ドライバ602bは、互いに逆相の波形を有する2つの信号を生成し、信号線S5,S7に出力する。信号線S5,S7はそれぞれ、外部電極E5,E7に接続され、差動伝送路を構成している。信号線S6,S8はそれぞれ、外部電極E6,E8に接続され、差動伝送路を構成している。これにより、LCフィルタLC3は、信号線S5と信号線S6との間に接続され、LCフィルタLC4は、信号線S7と信号線S8との間に接続されている。レシーバ604bは、差動伝送路を構成している信号線S6,S8に接続されており、信号線S6,S8を伝送する2つの信号の差分信号を検出する。
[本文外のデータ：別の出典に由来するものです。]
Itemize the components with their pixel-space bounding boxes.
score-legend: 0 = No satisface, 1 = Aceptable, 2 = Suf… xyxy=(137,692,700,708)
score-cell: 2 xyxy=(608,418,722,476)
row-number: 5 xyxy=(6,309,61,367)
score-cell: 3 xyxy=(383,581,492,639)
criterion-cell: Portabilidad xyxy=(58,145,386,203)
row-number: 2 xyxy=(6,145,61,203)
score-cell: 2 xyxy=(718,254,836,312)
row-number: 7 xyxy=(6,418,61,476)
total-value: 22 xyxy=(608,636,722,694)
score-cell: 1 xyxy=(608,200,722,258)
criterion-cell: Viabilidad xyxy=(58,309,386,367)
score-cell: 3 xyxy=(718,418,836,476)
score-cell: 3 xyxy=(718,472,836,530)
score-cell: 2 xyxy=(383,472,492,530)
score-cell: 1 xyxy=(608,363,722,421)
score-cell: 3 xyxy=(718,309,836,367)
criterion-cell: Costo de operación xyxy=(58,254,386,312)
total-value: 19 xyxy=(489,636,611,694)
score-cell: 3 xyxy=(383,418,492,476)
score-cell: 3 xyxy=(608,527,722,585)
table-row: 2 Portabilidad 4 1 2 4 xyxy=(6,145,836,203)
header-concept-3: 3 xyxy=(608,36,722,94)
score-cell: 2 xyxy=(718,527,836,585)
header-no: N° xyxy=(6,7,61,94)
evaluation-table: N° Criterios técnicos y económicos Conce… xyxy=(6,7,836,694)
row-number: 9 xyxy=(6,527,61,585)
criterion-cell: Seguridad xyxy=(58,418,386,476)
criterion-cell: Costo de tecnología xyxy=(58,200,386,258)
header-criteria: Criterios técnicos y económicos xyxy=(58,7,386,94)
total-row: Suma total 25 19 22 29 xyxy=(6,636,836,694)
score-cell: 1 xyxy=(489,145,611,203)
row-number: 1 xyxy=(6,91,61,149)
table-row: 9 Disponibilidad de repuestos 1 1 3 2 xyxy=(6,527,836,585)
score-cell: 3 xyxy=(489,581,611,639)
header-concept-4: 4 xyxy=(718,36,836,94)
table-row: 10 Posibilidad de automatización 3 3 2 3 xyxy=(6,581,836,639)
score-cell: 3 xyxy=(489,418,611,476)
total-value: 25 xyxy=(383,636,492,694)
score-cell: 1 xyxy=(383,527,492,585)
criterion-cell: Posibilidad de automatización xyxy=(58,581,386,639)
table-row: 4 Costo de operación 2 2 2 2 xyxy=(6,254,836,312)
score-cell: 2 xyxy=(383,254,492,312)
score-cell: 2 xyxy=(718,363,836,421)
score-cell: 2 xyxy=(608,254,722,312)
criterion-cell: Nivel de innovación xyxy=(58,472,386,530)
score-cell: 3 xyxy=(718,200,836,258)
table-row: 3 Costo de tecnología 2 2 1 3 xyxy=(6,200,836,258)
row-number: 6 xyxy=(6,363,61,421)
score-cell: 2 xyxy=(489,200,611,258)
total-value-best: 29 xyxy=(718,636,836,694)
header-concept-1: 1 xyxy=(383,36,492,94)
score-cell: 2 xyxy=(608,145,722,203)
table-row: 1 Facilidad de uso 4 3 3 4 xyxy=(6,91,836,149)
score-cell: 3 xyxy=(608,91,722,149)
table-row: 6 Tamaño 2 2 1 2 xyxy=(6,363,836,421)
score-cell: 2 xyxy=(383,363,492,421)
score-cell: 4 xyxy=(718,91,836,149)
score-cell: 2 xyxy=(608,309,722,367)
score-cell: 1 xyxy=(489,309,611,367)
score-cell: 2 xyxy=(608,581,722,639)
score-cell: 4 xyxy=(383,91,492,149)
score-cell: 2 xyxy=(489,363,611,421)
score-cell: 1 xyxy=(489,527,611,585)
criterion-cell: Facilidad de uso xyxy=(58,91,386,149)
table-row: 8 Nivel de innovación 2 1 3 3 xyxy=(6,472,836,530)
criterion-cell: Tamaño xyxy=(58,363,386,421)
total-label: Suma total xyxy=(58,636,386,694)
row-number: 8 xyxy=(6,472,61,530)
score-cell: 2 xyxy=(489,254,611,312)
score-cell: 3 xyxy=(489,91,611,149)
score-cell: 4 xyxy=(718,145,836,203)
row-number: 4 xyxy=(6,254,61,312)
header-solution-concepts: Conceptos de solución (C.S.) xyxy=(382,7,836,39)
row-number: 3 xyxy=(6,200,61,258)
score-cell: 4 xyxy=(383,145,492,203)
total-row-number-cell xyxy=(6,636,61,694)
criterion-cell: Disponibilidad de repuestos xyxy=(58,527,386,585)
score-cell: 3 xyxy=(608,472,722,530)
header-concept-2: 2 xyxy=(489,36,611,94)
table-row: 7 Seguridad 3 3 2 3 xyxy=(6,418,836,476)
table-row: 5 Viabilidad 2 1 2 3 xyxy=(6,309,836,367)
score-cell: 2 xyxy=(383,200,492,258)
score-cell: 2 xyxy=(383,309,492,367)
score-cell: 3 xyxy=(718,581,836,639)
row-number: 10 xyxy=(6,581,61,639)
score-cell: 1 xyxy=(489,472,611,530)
電子装置600によれば、コモンモードノイズが、ノイズフィルタ10a〜10nにより除去されるようになる。より詳細には、理想的な差動伝送路を流れる2つの信号の電流の和は一定である。よって、通常、コモンモードノイズは、差動伝送路を流れる2つの信号には生じない。しかしながら、差動伝送路では、ドライバ602a,602bのインピーダンスのばらつき等により、点D+,D−における信号の振幅及び位相が崩れてコモンモードノイズが発生する場合がある。そこで、ドライバ602a,602bとレシーバ604a,604bとの間に、ノイズフィルタ10a〜10nを挿入することにより、コモンモードノイズが除去されるようになる。
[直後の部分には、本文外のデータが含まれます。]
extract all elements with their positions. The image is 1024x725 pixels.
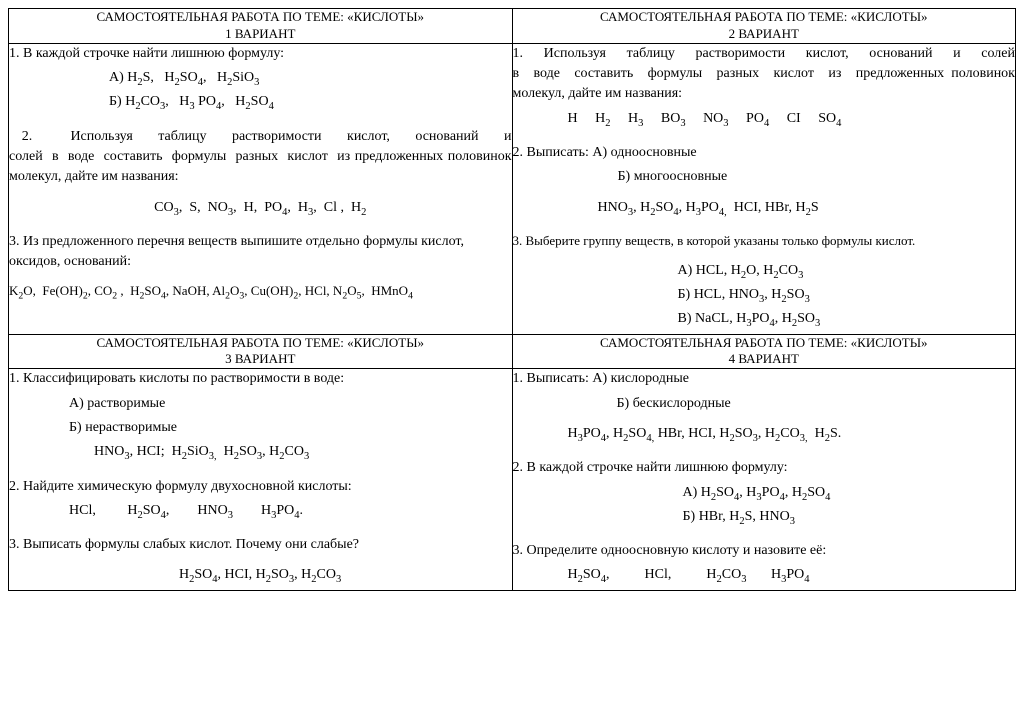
v2-q3-intro: 3. Выберите группу веществ, в которой ук…: [513, 232, 1016, 251]
v1-q2-parts: CO3, S, NO3, H, PO4, H3, Cl , H2: [9, 198, 512, 218]
header-v4: САМОСТОЯТЕЛЬНАЯ РАБОТА ПО ТЕМЕ: «КИСЛОТЫ…: [512, 334, 1016, 369]
v4-q2-a: А) H2SO4, H3PO4, H2SO4: [513, 483, 1016, 503]
variant-label: 3 ВАРИАНТ: [225, 351, 295, 366]
v4-q3-list: H2SO4, HCl, H2CO3 H3PO4: [513, 565, 1016, 585]
v1-q1-b: Б) H2CO3, H3 PO4, H2SO4: [9, 92, 512, 112]
v2-q3-a: А) HCL, H2O, H2CO3: [513, 261, 1016, 281]
title-text: САМОСТОЯТЕЛЬНАЯ РАБОТА ПО ТЕМЕ: «КИСЛОТЫ…: [96, 335, 424, 350]
v4-q2-intro: 2. В каждой строчке найти лишнюю формулу…: [513, 458, 1016, 478]
v3-q2-list: HCl, H2SO4, HNO3 H3PO4.: [9, 501, 512, 521]
title-text: САМОСТОЯТЕЛЬНАЯ РАБОТА ПО ТЕМЕ: «КИСЛОТЫ…: [96, 9, 424, 24]
v3-q3-intro: 3. Выписать формулы слабых кислот. Почем…: [9, 535, 512, 555]
title-text: САМОСТОЯТЕЛЬНАЯ РАБОТА ПО ТЕМЕ: «КИСЛОТЫ…: [600, 9, 928, 24]
v3-q2-intro: 2. Найдите химическую формулу двухосновн…: [9, 477, 512, 497]
v2-q2-intro: 2. Выписать: А) одноосновные: [513, 143, 1016, 163]
v2-q2-b: Б) многоосновные: [513, 167, 1016, 187]
header-v1: САМОСТОЯТЕЛЬНАЯ РАБОТА ПО ТЕМЕ: «КИСЛОТЫ…: [9, 9, 513, 44]
v4-q1-b: Б) бескислородные: [513, 394, 1016, 414]
v4-q3-intro: 3. Определите одноосновную кислоту и наз…: [513, 541, 1016, 561]
v3-q1-list: HNO3, HCI; H2SiO3, H2SO3, H2CO3: [9, 442, 512, 462]
header-v3: САМОСТОЯТЕЛЬНАЯ РАБОТА ПО ТЕМЕ: «КИСЛОТЫ…: [9, 334, 513, 369]
cell-v3: 1. Классифицировать кислоты по растворим…: [9, 369, 513, 590]
v3-q1-a: А) растворимые: [9, 394, 512, 414]
v3-q3-list: H2SO4, HCI, H2SO3, H2CO3: [9, 565, 512, 585]
v4-q1-list: H3PO4, H2SO4, HBr, HCI, H2SO3, H2CO3, H2…: [513, 424, 1016, 444]
v4-q2-b: Б) HBr, H2S, HNO3: [513, 507, 1016, 527]
cell-v1: 1. В каждой строчке найти лишнюю формулу…: [9, 43, 513, 334]
cell-v2: 1. Используя таблицу растворимости кисло…: [512, 43, 1016, 334]
variant-label: 1 ВАРИАНТ: [225, 26, 295, 41]
v2-q1-parts: H H2 H3 BO3 NO3 PO4 CI SO4: [513, 109, 1016, 129]
v1-q1-a: А) H2S, H2SO4, H2SiO3: [9, 68, 512, 88]
v1-q3-intro: 3. Из предложенного перечня веществ выпи…: [9, 232, 512, 273]
v2-q1-intro: 1. Используя таблицу растворимости кисло…: [513, 44, 1016, 105]
variant-label: 2 ВАРИАНТ: [729, 26, 799, 41]
title-text: САМОСТОЯТЕЛЬНАЯ РАБОТА ПО ТЕМЕ: «КИСЛОТЫ…: [600, 335, 928, 350]
v1-q1-intro: 1. В каждой строчке найти лишнюю формулу…: [9, 44, 512, 64]
v1-q2-intro: 2. Используя таблицу растворимости кисло…: [9, 127, 512, 188]
cell-v4: 1. Выписать: А) кислородные Б) бескислор…: [512, 369, 1016, 590]
header-v2: САМОСТОЯТЕЛЬНАЯ РАБОТА ПО ТЕМЕ: «КИСЛОТЫ…: [512, 9, 1016, 44]
worksheet-table: САМОСТОЯТЕЛЬНАЯ РАБОТА ПО ТЕМЕ: «КИСЛОТЫ…: [8, 8, 1016, 591]
v2-q3-v: В) NaCL, H3PO4, H2SO3: [513, 309, 1016, 329]
v2-q2-list: HNO3, H2SO4, H3PO4, HCI, HBr, H2S: [513, 198, 1016, 218]
v4-q1-intro: 1. Выписать: А) кислородные: [513, 369, 1016, 389]
v2-q3-b: Б) HCL, HNO3, H2SO3: [513, 285, 1016, 305]
v3-q1-intro: 1. Классифицировать кислоты по растворим…: [9, 369, 512, 389]
variant-label: 4 ВАРИАНТ: [729, 351, 799, 366]
v1-q3-list: K2O, Fe(OH)2, CO2 , H2SO4, NaOH, Al2O3, …: [9, 282, 512, 301]
v3-q1-b: Б) нерастворимые: [9, 418, 512, 438]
また、電子装置600によれば、ノーマルモードノイズが、ノイズフィルタ10a〜10nにより除去されるようになる。より詳細には、ノイズフィルタ10aでは、コイルL1とコイルL2との結合係数及びコイルL3とコイルL4との結合係数を0.3以上0.7以下としているので、携帯電話のドライバとレシーバとの間を伝送する差動信号に発生するノーマルモードノイズを効果的に除去できる。